Photo of cupcakes by Brooke Lark on Unsplash

I read some talking points recently — supplied to a client by their HR business partner — that were engineered to help an executive feel less upset about a decision that did not go in his favor. The comments were clearly designed to butter him up. To continue the metaphor, they were also sugar-coated and had very little nutritional content.

Reading them reminded me of a 1974 study done on 20 rats.

In the study (paywall access only), researchers set out to see if they could fatten up lab rats faster with processed human foods than with the usual approach of providing more lab food, Purina pet chow. The results were remarkable. Provided with a variety of highly processed human foods — including salami, chocolate chip cookies, marshmallows, cheese, milk chocolate, peanut butter — the rats rapidly became obese, far exceeding previous attempts to fatten them.

Okay that doesn’t seem exactly revelatory to us today. But one of the side effects of their processed-food-induced obesity was that the lab rats changed neurologically too. After returning to their regular diet they lost the weight they had gained. But they were now finicky about their food — less motivated to eat anything that wasn’t what they had grown accustomed to. They now craved the more palatable processed foods.

This is what happens with the constant diet of benign talking points that managers use — often encouraged by risk-averse HR leaders — to make facts more palatable for their people.
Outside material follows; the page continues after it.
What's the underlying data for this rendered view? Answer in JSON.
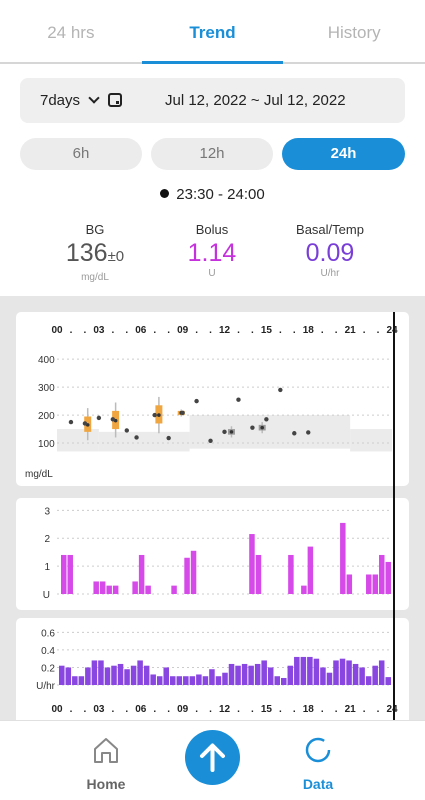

The phrase I often hear as justification is “I don’t want to upset them”, or “I don’t want to make them feel bad”. This seems benign, but the packaged output is the nutritional equivalent in messaging of what those rats got for a diet.

When we seek to engineer what we say to be as palatable as possible, we train ourselves and everyone around us to hear only pleasantries and we reduce everyone’s tolerance of the truth. It would be one thing if in fact what we have to say is purely pleasant. More often the truth is bittersweet. It’s got roughage and texture and weird flavors. Some kernel that you have to digest to get the real value. When we process it highly, we strip out the hard parts and deprive people of doing the work to get real insight.

Remember the scene from A Few Good Men, when Jack Nicholson, playing the scowling general, yells “You can’t handle the truth!” to the courtroom? He could be yelling that to many boardrooms today. If you want a culture that can handle the truth — a culture that can handle the challenges and messiness of real life without getting finicky and dispassionate — how about spending less time processing and packaging messages, and more time creating the conditions for people to hear and speak the truth.

To less finickiness and more truth-telling,

Tom and team

Study referenced: Dietary obesity in adult rats: Similarities to hypothalamic and human obesity syndromes, Anthony Sclafani and Deleri Springer.